Just as in East Asia, therefore, while one can certainly count many other reasons for the occurrence of a crisis, one finds the Fed’s low interest rate policy significantly to blame for the run up. True, conflicts of interest, mistaken assumptions, and failures of corporate control occurred; and that they did so at the same time as the commercial birth of the internet means a speculative mania possibly would have occurred anyway. But with its cheap money and implicit promise to help, it guaranteed whatever happened would be much worse.

And it would be much worse.

With Congress and the ratings agencies on the take, key lenders operating in the shadows and on an overnight funding basis, mortgage originators rubble-stamping every application on their way out the door, and so-called “financial engineers” slicing up and selling off tranches of these subprime mortgage “pools” at investment grade ratings, things were never going to end well. 

That this all came to pass, however, was directly due to the years of cheap money, gross moral hazard, and abundant conflicts of interest Fed policy and oversight created. Confidence was as high as leverage-use with the expectation of a federal backstop, and when it turned out practically everyone was in deep with unknown amounts of toxic assets lurking on balance sheets the emergency brake was pulled.

Political connections paid off, with the early stages of the financial “rescue” being a thinly disguised bailout of the highly connected Citi.
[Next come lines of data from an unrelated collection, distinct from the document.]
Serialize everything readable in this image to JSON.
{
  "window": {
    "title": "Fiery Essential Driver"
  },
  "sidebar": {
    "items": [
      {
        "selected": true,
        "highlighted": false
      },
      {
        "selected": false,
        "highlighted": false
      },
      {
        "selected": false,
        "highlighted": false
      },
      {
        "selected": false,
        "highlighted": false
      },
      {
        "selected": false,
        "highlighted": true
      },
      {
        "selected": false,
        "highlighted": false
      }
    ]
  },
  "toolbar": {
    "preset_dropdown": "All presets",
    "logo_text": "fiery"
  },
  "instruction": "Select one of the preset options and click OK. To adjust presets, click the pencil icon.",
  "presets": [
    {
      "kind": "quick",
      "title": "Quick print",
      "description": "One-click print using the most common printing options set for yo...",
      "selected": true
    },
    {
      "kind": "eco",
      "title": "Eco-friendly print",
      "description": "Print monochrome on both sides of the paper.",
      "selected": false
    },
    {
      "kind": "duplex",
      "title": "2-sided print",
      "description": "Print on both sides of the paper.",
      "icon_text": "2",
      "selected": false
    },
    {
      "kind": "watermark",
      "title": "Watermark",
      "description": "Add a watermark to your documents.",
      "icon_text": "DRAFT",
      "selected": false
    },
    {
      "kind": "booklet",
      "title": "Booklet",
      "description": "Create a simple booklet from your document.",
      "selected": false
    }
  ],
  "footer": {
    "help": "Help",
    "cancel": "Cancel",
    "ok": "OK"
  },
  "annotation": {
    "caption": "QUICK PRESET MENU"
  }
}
And the new regulations Wall Street and its lobbyists managed to put together in the aftermath ensured that *checks notes* nothing seriously changed.

Except, of course, that the industry was more concentrated than ever, and the Fed would be taking rates lower and keep them there for longer over the following decade.
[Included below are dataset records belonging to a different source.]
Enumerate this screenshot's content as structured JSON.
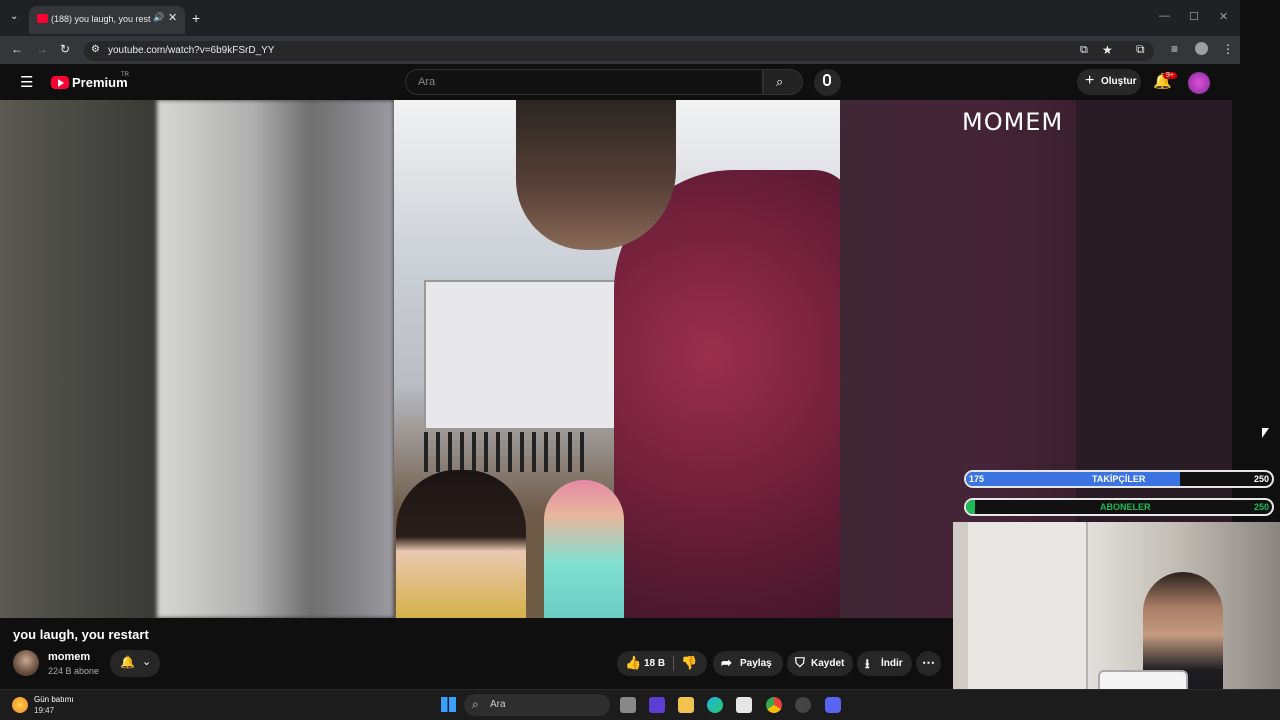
{
  "browser": {
    "tab_title": "(188) you laugh, you restart",
    "url": "youtube.com/watch?v=6b9kFSrD_YY"
  },
  "youtube": {
    "logo_text": "Premium",
    "logo_region": "TR",
    "search_placeholder": "Ara",
    "create_label": "Oluştur",
    "notification_count": "9+"
  },
  "video": {
    "watermark": "MOMEM",
    "title": "you laugh, you restart",
    "channel_name": "momem",
    "subscribers": "224 B abone",
    "likes": "18 B",
    "share_label": "Paylaş",
    "save_label": "Kaydet",
    "download_label": "İndir"
  },
  "overlay": {
    "followers": {
      "current": "175",
      "label": "TAKİPÇİLER",
      "goal": "250",
      "progress": 0.7
    },
    "subscribers": {
      "current": "7",
      "label": "ABONELER",
      "goal": "250",
      "progress": 0.03
    },
    "colors": {
      "followers_fill": "#3b74e0",
      "subscribers_fill": "#1db954"
    }
  },
  "taskbar": {
    "weather_title": "Gün batımı",
    "weather_time": "19:47",
    "search_label": "Ara"
  },
  "colors": {
    "youtube_red": "#ff0033",
    "background": "#0f0f0f"
  }
}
As it happened, the bond market distortions of the Greenspan era were nothing compared to what would follow the Global Financial Crisis and subsequent Great Recession. Zero and near-zero rates for a decade meant the traditional fixed income portion of the 60/40 portfolio was kaput and there really was no alternative to piling into stocks.
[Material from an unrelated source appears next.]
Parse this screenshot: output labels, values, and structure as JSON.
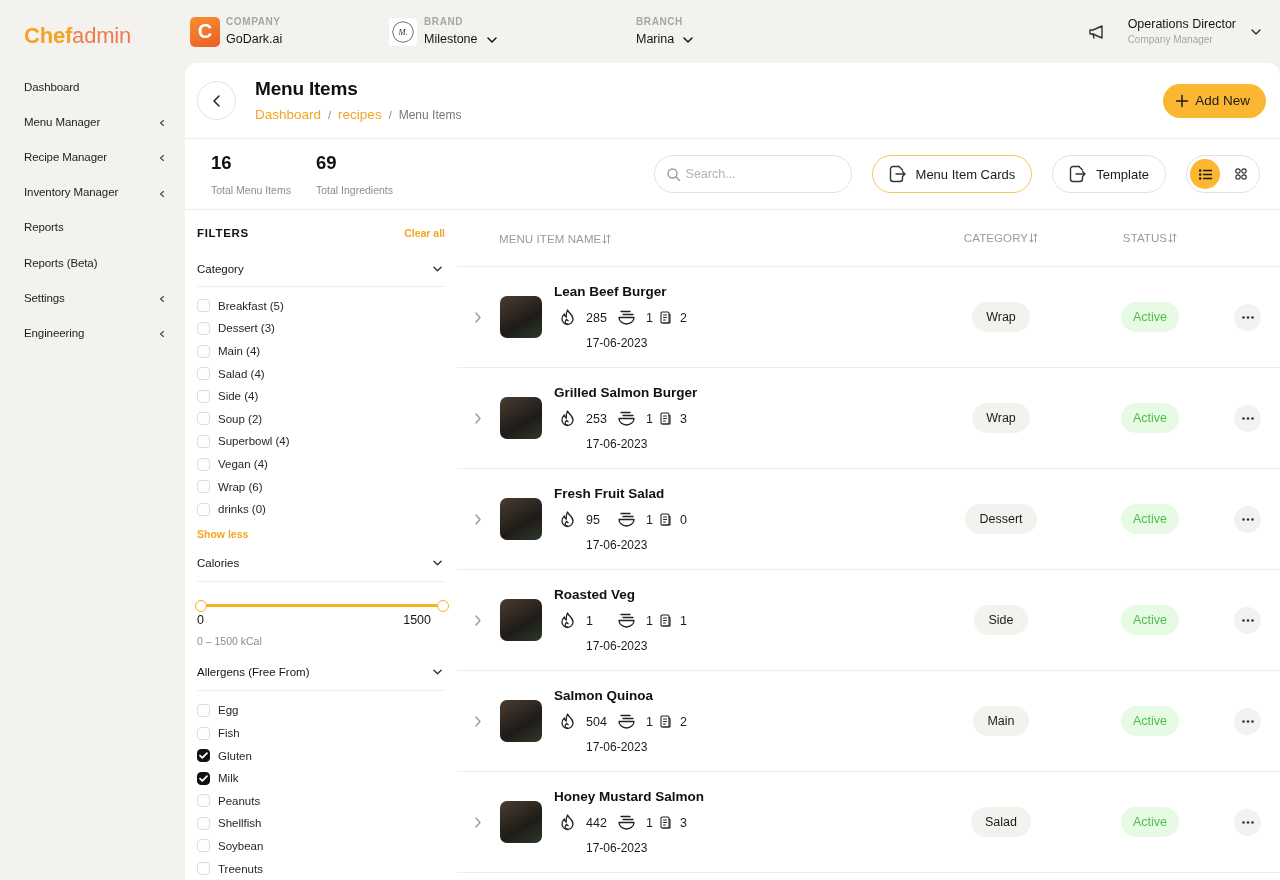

With so much money to be had for so little, asset prices broadly began to rise—from art, to wine, to single family housing—big investment funds began diving into areas they had traditionally avoided due to their relative illiquidity and high overhead.

Thus was the Everything Bubble inflated. With the discount rate so low it was hard to find a “bad investment,” no matter how underwater it might be, or how far off or speculative its future profits might be. And so “Zombie Corporations” ran side-by-side with fast-growing but profitless startups, until the market had reached eye-watering metrics (DOW 36,000, Price to Earnings Ratios in the hundreds, altcoins with larger market caps than Ford, et cetera).

This all culminated in the Great Inflation, with the Fed finally losing all control after an extraordinary period of monetary expansion and consumer and producer price inflation finally joining asset price inflation.

Just as it is a truism that complex historical events are rarely, if ever, perfectly monocausal, it can also be fairly stated that the impacts of some events are simply greater than others. In the case of global finance, there has been no more profound shaper of events in the post-war period than the Federal Reserve.

It is telling that the exemplary declamation posed at the outset, “Think how bad it would’ve been had the Fed not been there!” is rhetorical. Prompted to imagine some undefined further crisis, only those with some awareness of the underlying mechanics can be counted on to point out that such risks would not have been taken, and such enormous and dangerous bubbles created, had it not been for the Federal Reserve making a mess of things in the first place.

About Joseph Solis-Mullen

Author of The Fake China Threat and Its Very Real Danger, Joseph Solis-Mullen is a political scientist and economist at the Libertarian Institute. A graduate of Spring Arbor University, the University of Illinois, and the University of Missouri, his work can be found at the Ludwig Von Mises Institute, Quarterly Journal of Austrian Economics, Libertarian Institute, Journal of Libertarian Studies, Journal of the American Revolution, and Antiwar.com. You can contact him via joseph@libertarianinstitute.org or find him on Twitter @solis_mullen.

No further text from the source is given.